Crown ether containing polyelectrolyte multilayer membranes for lithium recovery

Achieving solute selectivity has always been a goal of membrane development studies. The continuing growth of global consumption of scarce metals by different industries has put a strain on traditional sources of these species. Achieving cation selectivity in membranes, especially among monovalent cations, is a major step in introducing alternative sources for scarce metals such as lithium. Polyelectrolyte multilayer membranes (PEMMs) are a novel class of membranes, offering great potentials in monovalent/bivalent ion selectivity. On the other hand, crown ethers are a well-studied family of macrocyclic ligands capable of forming stable complexes with cations.
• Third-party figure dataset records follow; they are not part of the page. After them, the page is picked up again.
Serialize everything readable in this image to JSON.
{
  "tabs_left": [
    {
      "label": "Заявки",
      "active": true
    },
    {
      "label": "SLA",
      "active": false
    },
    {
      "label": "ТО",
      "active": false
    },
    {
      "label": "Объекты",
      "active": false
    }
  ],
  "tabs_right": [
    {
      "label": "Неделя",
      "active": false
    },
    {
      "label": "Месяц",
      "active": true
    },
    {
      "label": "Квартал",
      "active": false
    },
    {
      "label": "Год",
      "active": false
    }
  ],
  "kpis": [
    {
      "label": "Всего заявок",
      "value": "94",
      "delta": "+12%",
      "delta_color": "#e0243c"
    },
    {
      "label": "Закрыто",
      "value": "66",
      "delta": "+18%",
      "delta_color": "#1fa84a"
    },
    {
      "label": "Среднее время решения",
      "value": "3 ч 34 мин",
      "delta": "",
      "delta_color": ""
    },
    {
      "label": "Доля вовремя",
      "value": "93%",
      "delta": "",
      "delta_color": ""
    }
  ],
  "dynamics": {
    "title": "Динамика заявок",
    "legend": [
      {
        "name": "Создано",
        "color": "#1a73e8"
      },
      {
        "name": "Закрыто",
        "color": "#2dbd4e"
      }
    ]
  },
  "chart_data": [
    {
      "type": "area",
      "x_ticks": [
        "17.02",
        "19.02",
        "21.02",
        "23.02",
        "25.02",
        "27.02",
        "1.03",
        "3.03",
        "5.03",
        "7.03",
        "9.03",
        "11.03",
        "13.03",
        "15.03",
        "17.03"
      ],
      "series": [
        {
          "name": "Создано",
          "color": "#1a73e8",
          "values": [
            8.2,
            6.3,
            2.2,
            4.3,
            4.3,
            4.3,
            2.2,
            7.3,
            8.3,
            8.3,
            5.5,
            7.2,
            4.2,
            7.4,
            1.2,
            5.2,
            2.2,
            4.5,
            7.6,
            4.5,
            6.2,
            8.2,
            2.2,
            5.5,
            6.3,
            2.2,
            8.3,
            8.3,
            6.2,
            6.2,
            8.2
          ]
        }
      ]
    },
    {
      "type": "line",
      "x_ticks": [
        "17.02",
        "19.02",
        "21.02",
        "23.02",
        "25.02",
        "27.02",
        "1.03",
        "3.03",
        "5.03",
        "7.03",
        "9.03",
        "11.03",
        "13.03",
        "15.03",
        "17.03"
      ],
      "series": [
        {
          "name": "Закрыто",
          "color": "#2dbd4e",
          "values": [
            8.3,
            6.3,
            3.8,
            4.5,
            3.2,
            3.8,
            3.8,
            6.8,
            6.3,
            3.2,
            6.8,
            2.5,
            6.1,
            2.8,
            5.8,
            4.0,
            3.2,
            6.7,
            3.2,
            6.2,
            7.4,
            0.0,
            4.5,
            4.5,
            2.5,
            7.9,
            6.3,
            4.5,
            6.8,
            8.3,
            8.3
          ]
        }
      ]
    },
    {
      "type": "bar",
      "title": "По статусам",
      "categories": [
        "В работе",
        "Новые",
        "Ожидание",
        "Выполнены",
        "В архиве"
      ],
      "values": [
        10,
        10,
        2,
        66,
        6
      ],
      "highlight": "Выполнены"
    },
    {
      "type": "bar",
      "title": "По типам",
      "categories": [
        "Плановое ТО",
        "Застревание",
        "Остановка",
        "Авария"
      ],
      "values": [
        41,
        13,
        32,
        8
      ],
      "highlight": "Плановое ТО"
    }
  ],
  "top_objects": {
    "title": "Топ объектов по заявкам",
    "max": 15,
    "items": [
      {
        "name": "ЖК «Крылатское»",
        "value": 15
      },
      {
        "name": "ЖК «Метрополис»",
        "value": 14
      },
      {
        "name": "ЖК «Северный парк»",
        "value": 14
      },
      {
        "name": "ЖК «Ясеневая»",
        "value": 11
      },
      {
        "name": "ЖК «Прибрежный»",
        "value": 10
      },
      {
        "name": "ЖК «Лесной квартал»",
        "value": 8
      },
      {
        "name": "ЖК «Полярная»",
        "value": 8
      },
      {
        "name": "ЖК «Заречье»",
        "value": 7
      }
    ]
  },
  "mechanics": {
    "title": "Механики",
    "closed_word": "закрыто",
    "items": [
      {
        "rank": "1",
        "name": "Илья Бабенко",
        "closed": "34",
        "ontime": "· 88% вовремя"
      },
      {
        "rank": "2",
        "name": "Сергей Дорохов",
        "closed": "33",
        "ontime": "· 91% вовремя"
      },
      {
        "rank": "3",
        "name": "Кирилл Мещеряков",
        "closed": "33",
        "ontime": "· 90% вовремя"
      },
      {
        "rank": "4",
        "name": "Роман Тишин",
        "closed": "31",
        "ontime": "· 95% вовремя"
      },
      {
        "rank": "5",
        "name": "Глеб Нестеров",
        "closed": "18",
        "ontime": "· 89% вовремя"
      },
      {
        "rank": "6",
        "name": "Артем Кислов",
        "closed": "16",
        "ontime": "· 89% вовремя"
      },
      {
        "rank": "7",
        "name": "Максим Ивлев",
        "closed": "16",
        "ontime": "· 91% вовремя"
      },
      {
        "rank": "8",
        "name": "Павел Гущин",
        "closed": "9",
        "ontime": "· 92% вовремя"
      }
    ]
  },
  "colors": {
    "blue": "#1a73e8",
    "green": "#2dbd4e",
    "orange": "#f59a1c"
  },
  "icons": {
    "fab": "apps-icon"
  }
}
In the current study, for the first time, we report on a PEMM nanofiltration membrane with crown ether moieties embedded in its structure for the goal of achieving monovalent salt selectivity. The crown ether 15-crown-5 was successfully incorporated in the polycation polyethylenimine (PEI), which was then used as the polycation in PEMM formation through layer by layer deposition. Both the synthesized polymer and the polyelectrolyte multilayer (PEM) were characterized and the performance of the resulting membrane was studied. It was determined that crown ether containing polymer forms more stable complexes with lithium than potassium. This was explained by the limitation put on 2:1 potassium-crownether complexes by steric hindrance from polymer chain. The manufactured membranes showed Li/K selectivity for a period of around 90 min, after which the crown ethers became saturated and selectivity was lost. The modified membranes became non selective after this point, but possessed high salt rejection potential.